I Just Want to Celebrate

January 21, 2009 at 2:57 pm (Uncategorized)

When I was a little girl, my parents would leave me in charge of my two younger sisters. “If they do something bad, you’re the one that’s going to be in trouble.” they said.

Years later, it’s hard to ditch the habit of feeling responsible for the “little ones,” who are both in their thirties. Being a big sister has had a profound influence on every aspect of my life, both personal and professional. I’ve brought the exact brand of tough love and loyalty to the copy editors I’ve mentored on the job, and I’m glad Rod has two sisters. Having sisters has been a positive experience, on the whole.

Last night I found out that the youngest, who is for all intents and purposes my baby, is depressed to the point of suicide. She and I have had many talks about this issue. Our mother has suffered with bouts of clinical depression throughout our lives. So have I. So have all the women in our family.

Last year seemed to be almost entirely subsumed in my own swamping depression, and the climbing out of it. I told my sister last week when I spoke to her that I have little sympathy for people who are depressed and won’t trouble to help themselves, and that is because when I get depressed I use all the resources available to me to lift it. 

I know that I’m atypical in this. Most people get so down that they can’t summon the energy to reach out for help.

If I can, I’d like to write about what helps me stay out of the mire. People don’t like reading memoirs about depression unless they are written by famous people. And anyway, what can I say to my sister, or to anyone, that hasn’t been said a million times?

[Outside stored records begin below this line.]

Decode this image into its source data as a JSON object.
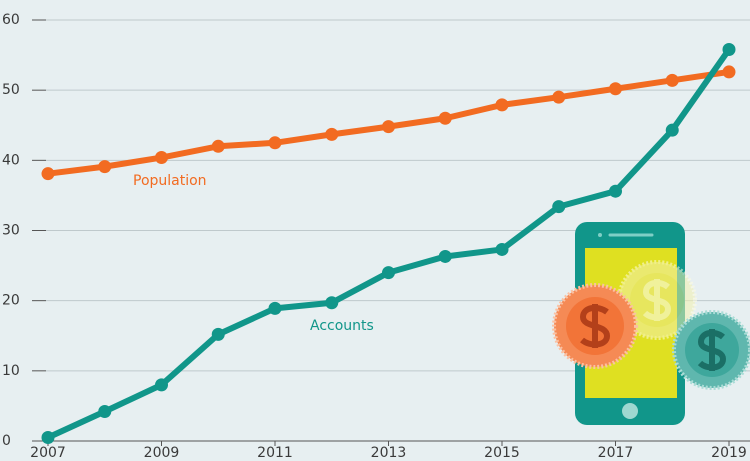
{
  "chart_data": {
    "type": "line",
    "x": [
      2007,
      2008,
      2009,
      2010,
      2011,
      2012,
      2013,
      2014,
      2015,
      2016,
      2017,
      2018,
      2019
    ],
    "series": [
      {
        "name": "Population",
        "color": "#f26b21",
        "values": [
          38.1,
          39.1,
          40.4,
          42.0,
          42.5,
          43.7,
          44.8,
          46.0,
          47.9,
          49.0,
          50.2,
          51.4,
          52.6
        ]
      },
      {
        "name": "Accounts",
        "color": "#11968a",
        "values": [
          0.5,
          4.2,
          8.0,
          15.2,
          18.9,
          19.7,
          24.0,
          26.3,
          27.3,
          33.4,
          35.6,
          44.3,
          55.8
        ]
      }
    ],
    "xlim": [
      2007,
      2019
    ],
    "xticks": [
      2007,
      2009,
      2011,
      2013,
      2015,
      2017,
      2019
    ],
    "ylim": [
      0,
      60
    ],
    "yticks": [
      0,
      10,
      20,
      30,
      40,
      50,
      60
    ],
    "grid": true
  }
}
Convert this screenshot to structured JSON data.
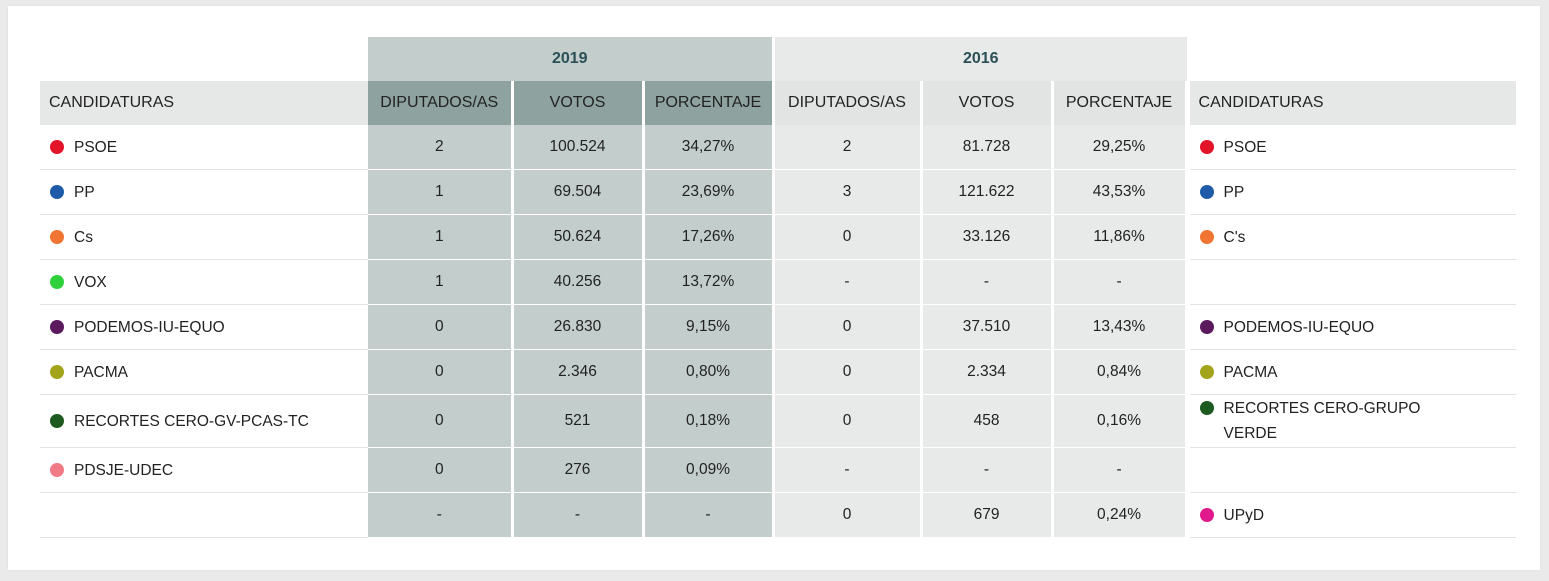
{
  "years": {
    "y2019": "2019",
    "y2016": "2016"
  },
  "headers": {
    "candidaturas": "CANDIDATURAS",
    "diputados": "DIPUTADOS/AS",
    "votos": "VOTOS",
    "porcentaje": "PORCENTAJE"
  },
  "colors": {
    "bg_2019_header": "#8ea3a0",
    "bg_2019_cells": "#c3cdcc",
    "bg_2016_cells": "#e8e9e9",
    "year_text": "#2a4f54"
  },
  "rows": [
    {
      "left": {
        "name": "PSOE",
        "color": "#e2142a"
      },
      "d2019": "2",
      "v2019": "100.524",
      "p2019": "34,27%",
      "d2016": "2",
      "v2016": "81.728",
      "p2016": "29,25%",
      "right": {
        "name": "PSOE",
        "color": "#e2142a"
      }
    },
    {
      "left": {
        "name": "PP",
        "color": "#1f5ba8"
      },
      "d2019": "1",
      "v2019": "69.504",
      "p2019": "23,69%",
      "d2016": "3",
      "v2016": "121.622",
      "p2016": "43,53%",
      "right": {
        "name": "PP",
        "color": "#1f5ba8"
      }
    },
    {
      "left": {
        "name": "Cs",
        "color": "#f07533"
      },
      "d2019": "1",
      "v2019": "50.624",
      "p2019": "17,26%",
      "d2016": "0",
      "v2016": "33.126",
      "p2016": "11,86%",
      "right": {
        "name": "C's",
        "color": "#f07533"
      }
    },
    {
      "left": {
        "name": "VOX",
        "color": "#2ed13a"
      },
      "d2019": "1",
      "v2019": "40.256",
      "p2019": "13,72%",
      "d2016": "-",
      "v2016": "-",
      "p2016": "-",
      "right": null
    },
    {
      "left": {
        "name": "PODEMOS-IU-EQUO",
        "color": "#5b1a5e"
      },
      "d2019": "0",
      "v2019": "26.830",
      "p2019": "9,15%",
      "d2016": "0",
      "v2016": "37.510",
      "p2016": "13,43%",
      "right": {
        "name": "PODEMOS-IU-EQUO",
        "color": "#5b1a5e"
      }
    },
    {
      "left": {
        "name": "PACMA",
        "color": "#a3a31c"
      },
      "d2019": "0",
      "v2019": "2.346",
      "p2019": "0,80%",
      "d2016": "0",
      "v2016": "2.334",
      "p2016": "0,84%",
      "right": {
        "name": "PACMA",
        "color": "#a3a31c"
      }
    },
    {
      "left": {
        "name": "RECORTES CERO-GV-PCAS-TC",
        "color": "#1d5a1f"
      },
      "d2019": "0",
      "v2019": "521",
      "p2019": "0,18%",
      "d2016": "0",
      "v2016": "458",
      "p2016": "0,16%",
      "right": {
        "name": "RECORTES CERO-GRUPO VERDE",
        "color": "#1d5a1f"
      }
    },
    {
      "left": {
        "name": "PDSJE-UDEC",
        "color": "#f27a86"
      },
      "d2019": "0",
      "v2019": "276",
      "p2019": "0,09%",
      "d2016": "-",
      "v2016": "-",
      "p2016": "-",
      "right": null
    },
    {
      "left": null,
      "d2019": "-",
      "v2019": "-",
      "p2019": "-",
      "d2016": "0",
      "v2016": "679",
      "p2016": "0,24%",
      "right": {
        "name": "UPyD",
        "color": "#e0198c"
      }
    }
  ]
}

Read Pema Chodron’s _When Things Fall Apart._ Get physical, mental, emotional, and spiritual exercise. Don’t isolate. Listen to music. Participate in ritual that processes whatever grief you can’t let go of. Grief will sicken and kill you unless it is respected and dealt with.

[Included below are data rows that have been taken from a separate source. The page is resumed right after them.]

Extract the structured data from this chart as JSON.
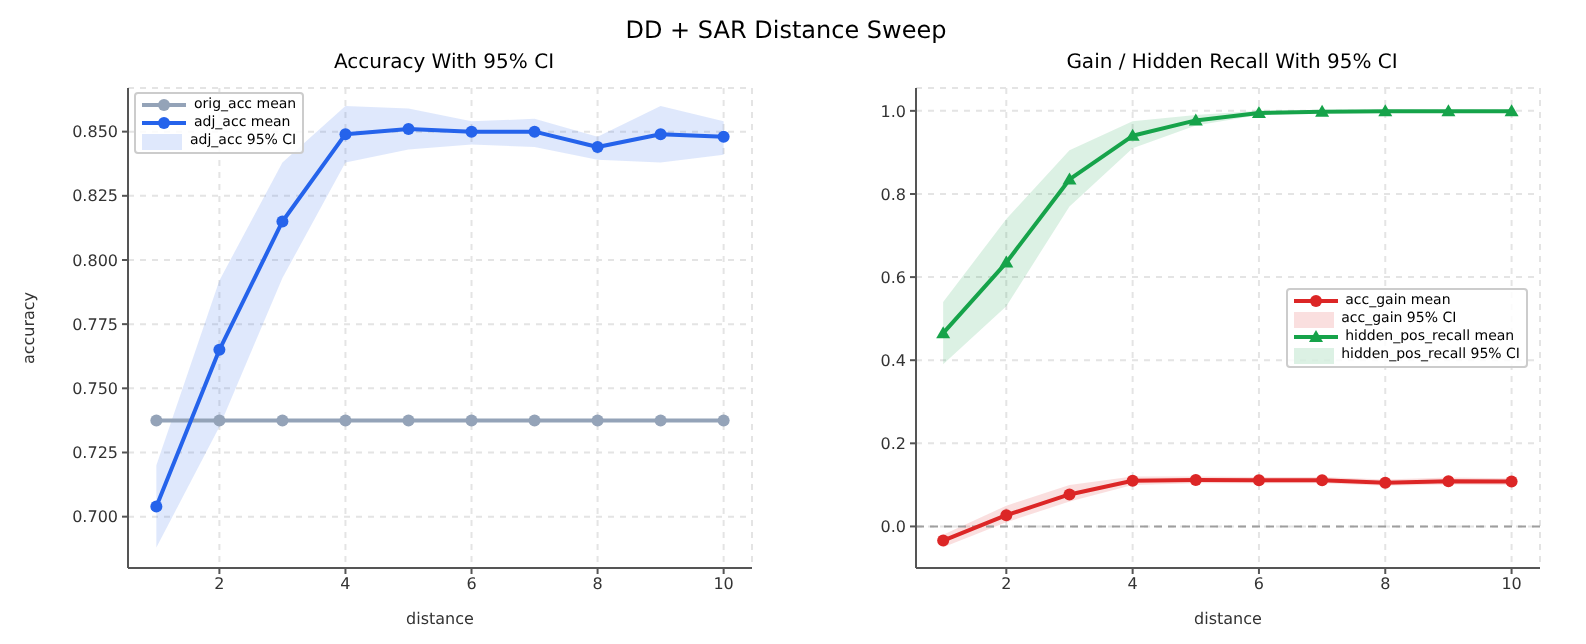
{
  "chart_data": [
    {
      "type": "other",
      "title": "DD + SAR Distance Sweep"
    },
    {
      "type": "line",
      "title": "Accuracy With 95% CI",
      "xlabel": "distance",
      "ylabel": "accuracy",
      "x": [
        1,
        2,
        3,
        4,
        5,
        6,
        7,
        8,
        9,
        10
      ],
      "xlim": [
        0.55,
        10.45
      ],
      "xticks": [
        2,
        4,
        6,
        8,
        10
      ],
      "ylim": [
        0.68,
        0.867
      ],
      "yticks": [
        {
          "value": 0.7,
          "label": "0.700"
        },
        {
          "value": 0.725,
          "label": "0.725"
        },
        {
          "value": 0.75,
          "label": "0.750"
        },
        {
          "value": 0.775,
          "label": "0.775"
        },
        {
          "value": 0.8,
          "label": "0.800"
        },
        {
          "value": 0.825,
          "label": "0.825"
        },
        {
          "value": 0.85,
          "label": "0.850"
        }
      ],
      "grid": true,
      "legend": "top left",
      "annotations": [
        "adj_acc 95% CI"
      ],
      "series": [
        {
          "type": "line",
          "name": "orig_acc mean",
          "color": "#94a3b8",
          "marker": "circle",
          "values": [
            0.7375,
            0.7375,
            0.7375,
            0.7375,
            0.7375,
            0.7375,
            0.7375,
            0.7375,
            0.7375,
            0.7375
          ]
        },
        {
          "type": "line",
          "name": "adj_acc mean",
          "color": "#2563eb",
          "marker": "circle",
          "values": [
            0.704,
            0.765,
            0.815,
            0.849,
            0.851,
            0.85,
            0.85,
            0.844,
            0.849,
            0.848
          ],
          "lower": [
            0.688,
            0.735,
            0.793,
            0.838,
            0.843,
            0.845,
            0.844,
            0.839,
            0.838,
            0.841
          ],
          "upper": [
            0.72,
            0.792,
            0.838,
            0.86,
            0.859,
            0.854,
            0.855,
            0.848,
            0.86,
            0.854
          ]
        }
      ]
    },
    {
      "type": "line",
      "title": "Gain / Hidden Recall With 95% CI",
      "xlabel": "distance",
      "x": [
        1,
        2,
        3,
        4,
        5,
        6,
        7,
        8,
        9,
        10
      ],
      "xlim": [
        0.57,
        10.45
      ],
      "xticks": [
        2,
        4,
        6,
        8,
        10
      ],
      "ylim": [
        -0.1,
        1.055
      ],
      "yticks": [
        {
          "value": 0,
          "label": "0.0"
        },
        {
          "value": 0.2,
          "label": "0.2"
        },
        {
          "value": 0.4,
          "label": "0.4"
        },
        {
          "value": 0.6,
          "label": "0.6"
        },
        {
          "value": 0.8,
          "label": "0.8"
        },
        {
          "value": 1,
          "label": "1.0"
        }
      ],
      "grid": true,
      "legend": "right",
      "annotations": [
        "acc_gain 95% CI",
        "hidden_pos_recall 95% CI"
      ],
      "ref_lines": [
        {
          "axis": "y",
          "value": 0,
          "color": "#9e9e9e",
          "line_style": "dashed"
        }
      ],
      "series": [
        {
          "type": "line",
          "name": "acc_gain mean",
          "color": "#dc2626",
          "marker": "circle",
          "values": [
            -0.034,
            0.027,
            0.077,
            0.11,
            0.112,
            0.111,
            0.111,
            0.105,
            0.109,
            0.108
          ],
          "lower": [
            -0.05,
            0.01,
            0.06,
            0.1,
            0.104,
            0.104,
            0.104,
            0.098,
            0.101,
            0.1
          ],
          "upper": [
            -0.02,
            0.05,
            0.1,
            0.12,
            0.12,
            0.119,
            0.119,
            0.113,
            0.118,
            0.116
          ]
        },
        {
          "type": "line",
          "name": "hidden_pos_recall mean",
          "color": "#16a34a",
          "marker": "triangle",
          "values": [
            0.465,
            0.635,
            0.835,
            0.94,
            0.977,
            0.995,
            0.998,
            0.999,
            0.999,
            0.999
          ],
          "lower": [
            0.39,
            0.53,
            0.77,
            0.91,
            0.965,
            0.99,
            0.995,
            0.995,
            0.995,
            0.995
          ],
          "upper": [
            0.54,
            0.74,
            0.905,
            0.975,
            0.99,
            1.0,
            1.0,
            1.0,
            1.0,
            1.0
          ]
        }
      ]
    }
  ]
}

All very easy to say, but not at all simple advice to follow. Look in the mirror. What do you see? We are all predators. Animals that have their eyes placed in the way humans do evolved that way to efficiently catch prey. That predator/prey relationship is in you, in that hideous little voice that tells you you’re shit and don’t deserve to live. You can dial it down, but it never entirely goes away. And we all have it.

So why do some people follow that mocking voice into the abyss, while others are able to ignore it most of the time? For many people, happiness is a muscle that must be strengthened. I know it’s so for me. I have to practice every day saying yes to myself in little ways, and listening to the instincts that are trying to point me into the life that will sustain me, rather than the life I think I ought to have.

I used to be very ambitious for a glittering career. After the last bout of depression, my priorities entirely shifted. Now I just want to be really alive.

What I’ve discovered is that I’m much more animal than I thought. I’ve been so Athena oriented toward arts and culture and civilization that I’ve forgotten the Artemis side of my nature, the one who doesn’t need to be bathed or clothed, fed sumptuously, plied with books. This is the self who is happiest grubbing around making stuff. Meals. Crochet projects. Poems. A solitary animal, elated to be unobserved and free.

I’ve told my sister all this, ad nauseum. It’s so sad that I can’t lead by example. I don’t know what else to do for her.